Les parapluies de Cherbourg
Les parapluies de Cherbourg est le troisième film de Jacques Demy.
On se souvient qu'à la fin de Lola , la plupart des personnages principaux partaient pour Cherbourg, en particulier l'alter ego de Demy, Roland
Cassart, qu'on va retrouver dans les parapluies en diamantaire avisé. Il y a donc une continuité entre ces deux films, très joliment illustrée par un long travelling tournant dans le passage
Pommeraye déserté, en guise de flash back.
Demy voulait d'ailleurs tourner Les parapluies dès 1962, mais l'idée de financer un film ENTIEREMENT chanté, ce qui n'avait encore jamais été fait, inquiétait sérieusement les producteurs et le
montage du film a été plus long que prévu. Entre temps Demy a donc tourné La baie des anges.
Aujourd'hui encore c'est l'émorme pari esthétique que propose le film qui impressionne le plus. Tourner en 1962 un mélodrame avec uniquement des dialogues chantés, filmé en grande partie en
extérieur, il fallait vraiment oser. D'autant plus que Demy innove aussi au niveau des couleurs, particulièrement audacieuses. Il repeint les façades des maisons en couleurs vives, choisit des
papiers peints pour les intérieurs en fonction des robes des actrices, multiplie les contrastes rose/vert/rouge/orange/bleu.

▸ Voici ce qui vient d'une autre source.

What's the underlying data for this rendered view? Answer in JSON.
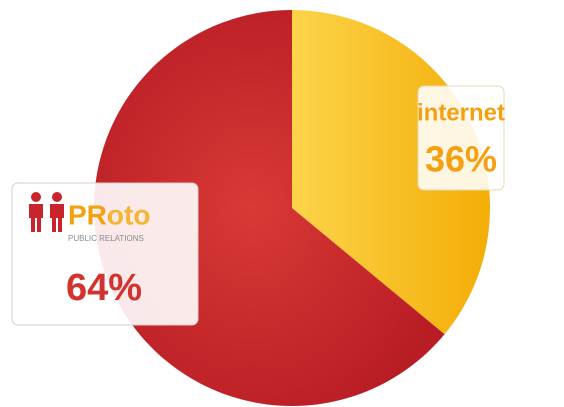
{
  "chart_data": {
    "type": "pie",
    "categories": [
      "internet",
      "PRoto"
    ],
    "values": [
      36,
      64
    ],
    "value_labels": [
      "36%",
      "64%"
    ],
    "colors": [
      "#f7b90f",
      "#c9242b"
    ],
    "brand_tagline": "PUBLIC RELATIONS"
  }
}
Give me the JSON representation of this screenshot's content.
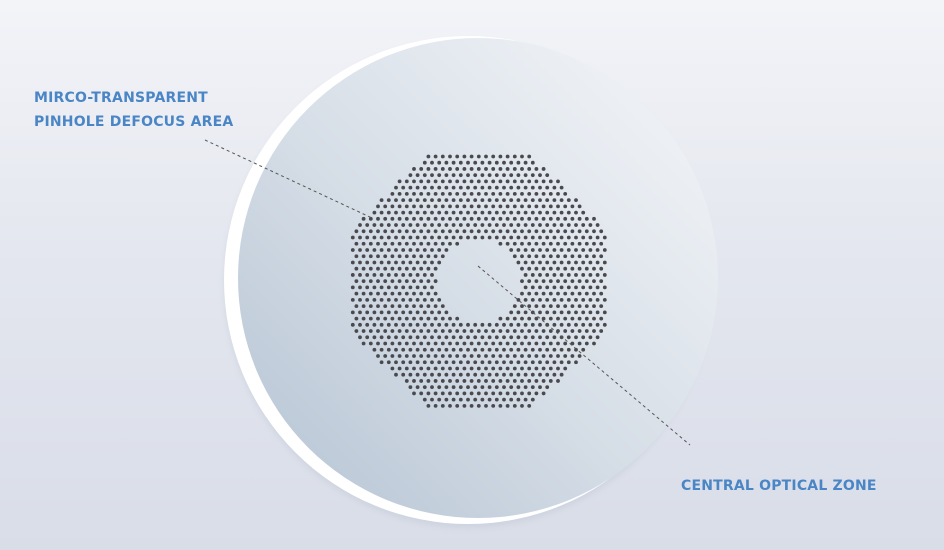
{
  "labels": {
    "defocus_line1": "MIRCO-TRANSPARENT",
    "defocus_line2": "PINHOLE DEFOCUS AREA",
    "central_zone": "CENTRAL OPTICAL ZONE"
  },
  "colors": {
    "label": "#4a86c5",
    "dot": "#4a4a4e",
    "leader_line": "#555555",
    "lens_rim": "#ffffff",
    "lens_fill": "#c8d2de"
  },
  "pattern": {
    "shape": "octagon",
    "dot_grid": "hexagonal"
  }
}
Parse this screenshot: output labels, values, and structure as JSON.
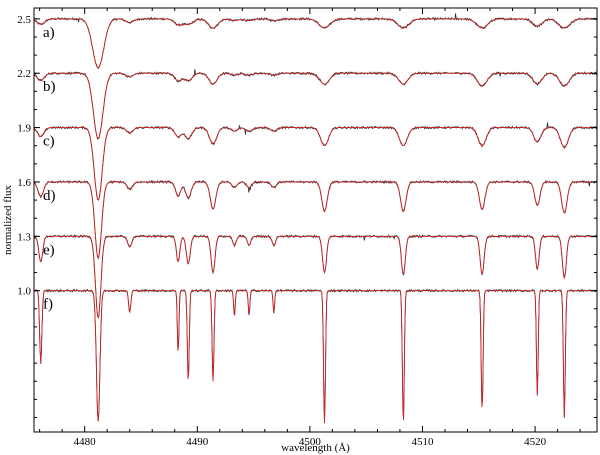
{
  "chart_data": {
    "type": "line",
    "xlabel": "wavelength (Å)",
    "ylabel": "normalized flux",
    "xlim": [
      4475.5,
      4525.5
    ],
    "ylim": [
      0.22,
      2.56
    ],
    "x_ticks": [
      4480,
      4490,
      4500,
      4510,
      4520
    ],
    "x_tick_labels": [
      "4480",
      "4490",
      "4500",
      "4510",
      "4520"
    ],
    "y_ticks": [
      1.0,
      1.3,
      1.6,
      1.9,
      2.2,
      2.5
    ],
    "y_tick_labels": [
      "1.0",
      "1.3",
      "1.6",
      "1.9",
      "2.2",
      "2.5"
    ],
    "grid": false,
    "line_centers": [
      4476.1,
      4481.2,
      4484.0,
      4488.3,
      4489.2,
      4491.4,
      4493.3,
      4494.6,
      4496.8,
      4501.3,
      4508.3,
      4515.3,
      4520.2,
      4522.6
    ],
    "series": [
      {
        "label": "a)",
        "continuum": 2.5,
        "color_observed": "#2b2b2b",
        "color_model": "#cc2222",
        "depths": [
          0.03,
          0.27,
          0.02,
          0.03,
          0.03,
          0.05,
          0.01,
          0.01,
          0.01,
          0.05,
          0.05,
          0.05,
          0.04,
          0.05
        ],
        "widths": [
          0.5,
          0.7,
          0.5,
          0.5,
          0.6,
          0.6,
          0.5,
          0.5,
          0.5,
          0.7,
          0.7,
          0.7,
          0.6,
          0.7
        ]
      },
      {
        "label": "b)",
        "continuum": 2.2,
        "color_observed": "#2b2b2b",
        "color_model": "#cc2222",
        "depths": [
          0.04,
          0.36,
          0.02,
          0.04,
          0.04,
          0.06,
          0.01,
          0.01,
          0.01,
          0.06,
          0.06,
          0.07,
          0.06,
          0.07
        ],
        "widths": [
          0.45,
          0.6,
          0.45,
          0.45,
          0.5,
          0.5,
          0.45,
          0.45,
          0.45,
          0.6,
          0.6,
          0.6,
          0.55,
          0.6
        ]
      },
      {
        "label": "c)",
        "continuum": 1.9,
        "color_observed": "#2b2b2b",
        "color_model": "#cc2222",
        "depths": [
          0.05,
          0.4,
          0.03,
          0.05,
          0.06,
          0.09,
          0.02,
          0.02,
          0.02,
          0.1,
          0.1,
          0.1,
          0.08,
          0.11
        ],
        "widths": [
          0.4,
          0.5,
          0.4,
          0.4,
          0.45,
          0.45,
          0.4,
          0.4,
          0.4,
          0.5,
          0.5,
          0.5,
          0.45,
          0.5
        ]
      },
      {
        "label": "d)",
        "continuum": 1.6,
        "color_observed": "#2b2b2b",
        "color_model": "#cc2222",
        "depths": [
          0.08,
          0.42,
          0.04,
          0.08,
          0.09,
          0.15,
          0.03,
          0.03,
          0.03,
          0.16,
          0.16,
          0.15,
          0.13,
          0.17
        ],
        "widths": [
          0.35,
          0.42,
          0.35,
          0.32,
          0.35,
          0.35,
          0.32,
          0.32,
          0.32,
          0.35,
          0.35,
          0.35,
          0.33,
          0.35
        ]
      },
      {
        "label": "e)",
        "continuum": 1.3,
        "color_observed": "#2b2b2b",
        "color_model": "#cc2222",
        "depths": [
          0.14,
          0.45,
          0.06,
          0.14,
          0.15,
          0.2,
          0.05,
          0.05,
          0.05,
          0.2,
          0.21,
          0.21,
          0.18,
          0.23
        ],
        "widths": [
          0.25,
          0.34,
          0.25,
          0.22,
          0.25,
          0.25,
          0.22,
          0.22,
          0.22,
          0.25,
          0.25,
          0.25,
          0.23,
          0.25
        ]
      },
      {
        "label": "f)",
        "continuum": 1.0,
        "color_observed": "#2b2b2b",
        "color_model": "#cc2222",
        "depths": [
          0.4,
          0.72,
          0.12,
          0.34,
          0.5,
          0.5,
          0.14,
          0.14,
          0.12,
          0.73,
          0.73,
          0.66,
          0.58,
          0.7
        ],
        "widths": [
          0.14,
          0.22,
          0.14,
          0.1,
          0.12,
          0.12,
          0.1,
          0.1,
          0.1,
          0.12,
          0.12,
          0.12,
          0.11,
          0.12
        ]
      }
    ]
  }
}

L'histoire commence comme un gateau sucré et un peu indigeste, évolue vers un mélodrame doucereux, et finit par un dénouement sec comme un coup de trique.
C'est avant tout le film de la désillusion : l'amour n'est pas aussi fort qu'on peut l'espérer, et le temps arrive assez facilement à l'effriter. C'est aussi, en creux, un film très juste sur le
traumatisme de la guerre d'Algérie et ses conséquences. C'est enfin un remarquable exemple de symbiose dans une équipe de film (la musique de Michel Legrand évidemment essentielle, l'éclosion
d'une jeune Catherine Deneuve - 21 ans - sublime sous le regard d'un réalisateur très doué).
Demy manifeste à son troisième long métrage une maitrise assez incroyable, très à l'aise dans le placement de la caméra, se permettant même de faire regarder les actrices droit dans les yeux des
spectateurs à plusieurs reprises. Sa façon de conter des histoires particulièrement cruelles (le héros principal couche avec une pute au moment ou sa marraine qui l'a élevé meurt, il refuse de
saluer sa fille à la fin du film, etc..) dans une ambiance de conte de fée, est très représentatif du style Demy.
Si Christophe Honoré ou des films comme Jeanne et le garçon formidable existent aujourd'hui, c'est probablement grâce aux Parapluies.